A risk matrix for assessment of the degree of risk according to the criteria of severity and likelihood of the event

<-Severity of injury orIllness consequence->
Likelihood of occurrence or Exposure for select unit of time or activity Negligible (1) Marginal (2) Critical (3) Catastrophic (4)
Frequent (5) 5 10 15 20
Probable (4) 4 8 12 16
Occasional (3) 3 6 9 12
Moderate (2) 2 4 6 8
Unlikely (1) 1 2 3 4
Very high risk: 12 or greater; High risk: 7–11; Moderate risk: 4–6; Low risk: ≤ 3
Figure 1.

Schematic model of the Striped Bow-Tie® methodology for analyzing medication error risk (adapted from “Risk Assessment: A Practical Guide to Assessing Operational Risks” by Popov G, Lyon BK, Hollcroft B. 2022; John Wiley and Sons, Inc. Hoboken, New Jersey).

Study limitations

This study has some limitations. We relied on the anonymously self-reported adverse events, errors and near misses by the healthcare professionals on the web-based platform (www.rsps.bg). This single case study and its results of the risk analysis only apply to this particular case study and operational theater and cannot be generalized. However, the method is applicable to other operational and clinical settings. 

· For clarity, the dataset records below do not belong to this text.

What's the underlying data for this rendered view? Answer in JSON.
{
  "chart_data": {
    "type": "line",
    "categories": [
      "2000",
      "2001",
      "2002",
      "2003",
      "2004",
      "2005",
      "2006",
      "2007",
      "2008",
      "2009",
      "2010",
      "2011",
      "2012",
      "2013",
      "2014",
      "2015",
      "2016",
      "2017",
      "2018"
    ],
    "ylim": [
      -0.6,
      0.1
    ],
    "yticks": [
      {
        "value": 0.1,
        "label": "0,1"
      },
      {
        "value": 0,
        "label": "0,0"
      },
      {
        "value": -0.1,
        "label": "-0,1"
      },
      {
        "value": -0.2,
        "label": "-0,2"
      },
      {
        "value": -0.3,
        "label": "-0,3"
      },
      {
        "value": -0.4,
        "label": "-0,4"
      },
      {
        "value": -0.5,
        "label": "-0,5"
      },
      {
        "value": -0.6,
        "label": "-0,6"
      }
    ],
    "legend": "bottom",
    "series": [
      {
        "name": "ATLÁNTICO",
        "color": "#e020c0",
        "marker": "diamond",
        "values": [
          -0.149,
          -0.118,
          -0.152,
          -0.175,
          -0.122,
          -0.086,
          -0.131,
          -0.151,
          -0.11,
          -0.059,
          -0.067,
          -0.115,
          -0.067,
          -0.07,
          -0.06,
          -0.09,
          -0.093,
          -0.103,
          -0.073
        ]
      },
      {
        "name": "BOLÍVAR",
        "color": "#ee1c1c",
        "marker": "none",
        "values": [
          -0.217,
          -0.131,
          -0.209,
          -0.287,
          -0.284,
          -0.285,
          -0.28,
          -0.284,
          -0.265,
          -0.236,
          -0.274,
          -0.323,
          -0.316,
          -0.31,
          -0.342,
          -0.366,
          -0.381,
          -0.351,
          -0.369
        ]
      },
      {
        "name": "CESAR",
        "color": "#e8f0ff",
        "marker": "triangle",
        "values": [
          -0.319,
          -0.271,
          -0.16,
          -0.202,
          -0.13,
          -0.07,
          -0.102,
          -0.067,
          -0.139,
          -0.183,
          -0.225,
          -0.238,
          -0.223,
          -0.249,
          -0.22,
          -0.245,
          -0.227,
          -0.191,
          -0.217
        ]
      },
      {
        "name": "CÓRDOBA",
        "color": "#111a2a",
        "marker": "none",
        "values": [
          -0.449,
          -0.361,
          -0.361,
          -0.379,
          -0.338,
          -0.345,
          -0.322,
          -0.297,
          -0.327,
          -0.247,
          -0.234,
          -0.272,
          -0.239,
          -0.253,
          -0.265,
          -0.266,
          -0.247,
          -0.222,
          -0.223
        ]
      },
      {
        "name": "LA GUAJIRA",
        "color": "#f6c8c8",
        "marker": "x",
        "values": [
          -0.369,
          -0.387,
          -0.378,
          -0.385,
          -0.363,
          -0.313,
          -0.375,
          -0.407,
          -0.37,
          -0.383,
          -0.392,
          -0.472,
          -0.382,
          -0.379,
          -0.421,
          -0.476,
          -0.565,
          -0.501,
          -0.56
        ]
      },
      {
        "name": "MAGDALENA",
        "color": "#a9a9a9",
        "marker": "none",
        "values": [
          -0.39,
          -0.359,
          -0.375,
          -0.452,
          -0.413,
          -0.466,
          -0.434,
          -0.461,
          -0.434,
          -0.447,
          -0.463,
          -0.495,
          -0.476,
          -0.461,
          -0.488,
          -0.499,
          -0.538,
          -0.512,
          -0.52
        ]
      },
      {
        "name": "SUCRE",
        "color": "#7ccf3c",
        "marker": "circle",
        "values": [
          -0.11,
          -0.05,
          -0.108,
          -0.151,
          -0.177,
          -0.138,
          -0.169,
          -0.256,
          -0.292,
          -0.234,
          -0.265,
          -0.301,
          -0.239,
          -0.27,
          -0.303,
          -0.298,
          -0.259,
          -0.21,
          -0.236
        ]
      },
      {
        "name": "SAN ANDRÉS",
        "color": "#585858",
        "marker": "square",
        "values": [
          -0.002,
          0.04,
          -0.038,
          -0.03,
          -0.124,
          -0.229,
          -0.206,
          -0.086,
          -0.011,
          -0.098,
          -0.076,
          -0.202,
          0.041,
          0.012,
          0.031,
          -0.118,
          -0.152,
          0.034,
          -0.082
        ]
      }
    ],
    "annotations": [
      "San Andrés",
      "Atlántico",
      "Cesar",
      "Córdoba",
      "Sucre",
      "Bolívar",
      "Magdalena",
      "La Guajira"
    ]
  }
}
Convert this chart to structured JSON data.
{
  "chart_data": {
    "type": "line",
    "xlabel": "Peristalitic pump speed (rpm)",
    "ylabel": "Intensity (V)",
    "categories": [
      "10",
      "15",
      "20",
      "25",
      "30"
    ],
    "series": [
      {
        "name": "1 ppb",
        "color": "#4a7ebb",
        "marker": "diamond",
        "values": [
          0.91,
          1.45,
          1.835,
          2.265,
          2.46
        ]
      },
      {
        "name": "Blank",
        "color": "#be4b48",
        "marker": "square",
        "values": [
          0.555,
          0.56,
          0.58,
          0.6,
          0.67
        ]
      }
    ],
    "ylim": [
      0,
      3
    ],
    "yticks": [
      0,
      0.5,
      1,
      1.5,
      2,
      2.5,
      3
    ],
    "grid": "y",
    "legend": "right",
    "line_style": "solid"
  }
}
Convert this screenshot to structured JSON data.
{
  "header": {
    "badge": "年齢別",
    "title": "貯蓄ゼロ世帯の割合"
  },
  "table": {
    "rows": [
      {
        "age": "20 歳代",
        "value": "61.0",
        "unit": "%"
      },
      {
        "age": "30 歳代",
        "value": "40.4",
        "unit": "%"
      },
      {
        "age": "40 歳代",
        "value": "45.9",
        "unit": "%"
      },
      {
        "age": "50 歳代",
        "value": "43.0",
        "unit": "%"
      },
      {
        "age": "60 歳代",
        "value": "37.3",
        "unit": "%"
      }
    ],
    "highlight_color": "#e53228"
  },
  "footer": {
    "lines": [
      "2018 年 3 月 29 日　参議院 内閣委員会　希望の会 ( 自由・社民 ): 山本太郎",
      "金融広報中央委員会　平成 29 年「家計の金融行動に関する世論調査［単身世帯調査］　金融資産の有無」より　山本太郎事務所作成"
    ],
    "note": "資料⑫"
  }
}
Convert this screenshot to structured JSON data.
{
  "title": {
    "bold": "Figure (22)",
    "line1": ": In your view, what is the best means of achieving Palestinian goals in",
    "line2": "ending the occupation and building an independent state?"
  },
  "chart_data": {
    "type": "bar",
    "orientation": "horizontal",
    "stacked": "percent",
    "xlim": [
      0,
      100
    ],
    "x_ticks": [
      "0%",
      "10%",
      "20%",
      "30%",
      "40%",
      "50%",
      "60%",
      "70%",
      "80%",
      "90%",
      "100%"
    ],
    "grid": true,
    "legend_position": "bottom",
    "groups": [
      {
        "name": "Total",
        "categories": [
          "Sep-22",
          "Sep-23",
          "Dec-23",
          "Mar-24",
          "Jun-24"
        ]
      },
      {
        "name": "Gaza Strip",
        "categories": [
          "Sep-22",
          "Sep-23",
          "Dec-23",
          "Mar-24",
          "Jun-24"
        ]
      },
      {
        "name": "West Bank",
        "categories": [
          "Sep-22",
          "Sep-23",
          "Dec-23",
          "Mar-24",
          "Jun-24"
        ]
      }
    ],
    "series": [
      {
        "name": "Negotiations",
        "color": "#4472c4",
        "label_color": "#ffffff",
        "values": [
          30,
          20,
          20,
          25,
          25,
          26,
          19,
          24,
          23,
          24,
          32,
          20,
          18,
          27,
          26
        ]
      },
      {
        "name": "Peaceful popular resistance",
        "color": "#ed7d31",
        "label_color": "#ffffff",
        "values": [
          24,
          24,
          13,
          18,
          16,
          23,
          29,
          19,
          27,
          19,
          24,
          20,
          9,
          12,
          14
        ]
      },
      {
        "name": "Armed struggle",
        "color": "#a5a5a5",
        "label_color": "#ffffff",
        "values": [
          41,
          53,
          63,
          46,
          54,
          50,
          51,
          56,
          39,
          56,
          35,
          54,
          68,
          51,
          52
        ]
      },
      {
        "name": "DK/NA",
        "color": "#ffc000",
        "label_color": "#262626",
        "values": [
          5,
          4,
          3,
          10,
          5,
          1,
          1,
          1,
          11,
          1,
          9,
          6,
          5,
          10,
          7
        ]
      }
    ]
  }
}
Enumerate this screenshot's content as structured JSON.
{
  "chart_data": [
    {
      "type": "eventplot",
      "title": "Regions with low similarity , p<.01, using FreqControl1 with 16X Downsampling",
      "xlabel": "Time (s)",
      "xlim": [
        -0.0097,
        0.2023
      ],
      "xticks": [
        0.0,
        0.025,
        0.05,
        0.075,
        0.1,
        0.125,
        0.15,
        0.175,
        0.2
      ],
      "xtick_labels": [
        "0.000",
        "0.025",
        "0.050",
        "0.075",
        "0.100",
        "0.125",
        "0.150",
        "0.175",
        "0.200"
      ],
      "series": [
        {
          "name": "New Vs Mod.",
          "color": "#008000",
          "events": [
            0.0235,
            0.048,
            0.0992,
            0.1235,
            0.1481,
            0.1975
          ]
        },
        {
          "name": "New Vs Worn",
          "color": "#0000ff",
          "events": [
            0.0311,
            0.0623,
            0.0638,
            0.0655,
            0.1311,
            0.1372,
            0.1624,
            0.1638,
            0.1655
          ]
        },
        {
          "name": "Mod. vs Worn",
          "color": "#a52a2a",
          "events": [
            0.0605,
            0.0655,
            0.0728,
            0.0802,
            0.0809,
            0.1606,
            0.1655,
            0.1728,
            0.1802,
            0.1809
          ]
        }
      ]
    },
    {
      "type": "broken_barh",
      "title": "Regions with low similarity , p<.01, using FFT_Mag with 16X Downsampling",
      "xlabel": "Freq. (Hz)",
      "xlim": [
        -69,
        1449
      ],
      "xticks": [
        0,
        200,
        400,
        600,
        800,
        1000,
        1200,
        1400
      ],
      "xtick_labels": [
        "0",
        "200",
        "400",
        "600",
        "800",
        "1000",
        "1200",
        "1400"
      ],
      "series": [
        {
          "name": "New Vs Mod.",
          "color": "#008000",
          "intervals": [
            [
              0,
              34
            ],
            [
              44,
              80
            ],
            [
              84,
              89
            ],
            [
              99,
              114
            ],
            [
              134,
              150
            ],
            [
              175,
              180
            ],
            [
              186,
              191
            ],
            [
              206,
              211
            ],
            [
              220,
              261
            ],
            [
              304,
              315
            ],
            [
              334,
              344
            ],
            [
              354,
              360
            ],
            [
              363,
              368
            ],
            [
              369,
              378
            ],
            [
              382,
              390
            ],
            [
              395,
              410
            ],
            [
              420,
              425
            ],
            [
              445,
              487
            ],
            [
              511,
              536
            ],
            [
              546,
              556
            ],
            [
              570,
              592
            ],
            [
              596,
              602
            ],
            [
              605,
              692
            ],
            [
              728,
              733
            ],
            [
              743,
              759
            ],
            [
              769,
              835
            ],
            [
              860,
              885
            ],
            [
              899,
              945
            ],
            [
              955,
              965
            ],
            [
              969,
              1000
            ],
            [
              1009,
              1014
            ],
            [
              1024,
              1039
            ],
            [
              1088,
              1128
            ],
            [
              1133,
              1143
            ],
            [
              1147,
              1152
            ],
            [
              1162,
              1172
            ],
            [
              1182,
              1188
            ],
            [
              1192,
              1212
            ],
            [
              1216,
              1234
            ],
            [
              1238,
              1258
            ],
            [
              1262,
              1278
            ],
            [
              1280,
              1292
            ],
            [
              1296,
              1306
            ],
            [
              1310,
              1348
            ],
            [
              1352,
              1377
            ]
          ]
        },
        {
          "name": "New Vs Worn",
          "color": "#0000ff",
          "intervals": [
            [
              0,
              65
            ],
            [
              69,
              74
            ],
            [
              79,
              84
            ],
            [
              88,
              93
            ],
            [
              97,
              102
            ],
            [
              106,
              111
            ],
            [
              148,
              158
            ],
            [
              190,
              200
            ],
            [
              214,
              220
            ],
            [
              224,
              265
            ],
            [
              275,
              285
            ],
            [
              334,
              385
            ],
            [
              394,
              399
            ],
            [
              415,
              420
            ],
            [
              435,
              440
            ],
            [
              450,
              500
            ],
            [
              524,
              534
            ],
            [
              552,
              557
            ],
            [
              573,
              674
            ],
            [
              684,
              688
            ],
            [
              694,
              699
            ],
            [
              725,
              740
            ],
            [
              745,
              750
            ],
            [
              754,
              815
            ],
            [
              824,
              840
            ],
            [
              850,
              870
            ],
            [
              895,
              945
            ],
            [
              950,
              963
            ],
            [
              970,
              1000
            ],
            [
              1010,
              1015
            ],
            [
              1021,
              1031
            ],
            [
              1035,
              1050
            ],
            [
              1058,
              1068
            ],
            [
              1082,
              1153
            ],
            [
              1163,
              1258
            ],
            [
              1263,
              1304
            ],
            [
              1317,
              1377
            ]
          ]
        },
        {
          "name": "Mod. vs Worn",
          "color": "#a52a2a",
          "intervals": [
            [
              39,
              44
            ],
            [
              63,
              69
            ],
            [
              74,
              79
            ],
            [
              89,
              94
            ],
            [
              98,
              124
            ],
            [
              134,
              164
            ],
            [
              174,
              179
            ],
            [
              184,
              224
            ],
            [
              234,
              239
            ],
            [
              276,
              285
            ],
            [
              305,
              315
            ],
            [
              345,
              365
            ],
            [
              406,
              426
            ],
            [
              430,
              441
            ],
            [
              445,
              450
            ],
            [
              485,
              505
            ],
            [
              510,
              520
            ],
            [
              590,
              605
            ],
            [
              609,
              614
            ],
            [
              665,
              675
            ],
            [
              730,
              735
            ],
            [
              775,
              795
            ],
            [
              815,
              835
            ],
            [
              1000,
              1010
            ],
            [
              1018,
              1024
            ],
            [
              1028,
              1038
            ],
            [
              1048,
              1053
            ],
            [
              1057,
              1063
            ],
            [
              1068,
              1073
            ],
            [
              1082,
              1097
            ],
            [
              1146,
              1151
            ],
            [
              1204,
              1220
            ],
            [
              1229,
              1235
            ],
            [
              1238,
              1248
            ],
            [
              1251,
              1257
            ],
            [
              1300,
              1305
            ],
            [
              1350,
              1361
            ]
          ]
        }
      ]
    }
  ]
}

Implications of the research

This study may contribute to nursing education in focus, particularly to continuous medical education (CME) related to patient medication safety in the operating room. We consider the reporting and description of the errors as well as the proposed measures to prevent them as valuable features of the study as shown in the bow-tie diagram. We also believe that such studies can be useful in encouraging the healthcare professionals to report patient safety incidents in order to learn from them and improve patient safety culture.

Conclusion

The bow-tie analysis was implemented for the first time in the anesthesiology practice in our setting. The method serves as an exceptional risk communication tool and is suitable for use in hospital medical practice. Nevertheless, more profound findings can be derived from further observations. It could be successfully used to conduct a risk assessment of drug safety in the surgery room. The current study emphasized some concerns related to patient safety culture in operating theaters and provided solutions for them. Some untapped opportunities for enhancing the safety culture in medical staff’s continuing education include implementing specialized qualification courses to enhance practical skills, attending seminars and training sessions to improve workplace communication, and transforming the hospital into a learning organization that consistently learns from reported adverse events, near misses, and medical errors.

Acknowledgements

The authors have no support to report.

Funding

This study is part of an intra-university project No. 11/2016, titled “Introduction of a web-based platform for registering and evaluating the level of hospital culture to ensure patient safety in medical facilities and conduct­ing a representative study for the country.”

Competing Interests

The authors have declared that no competing interests exist.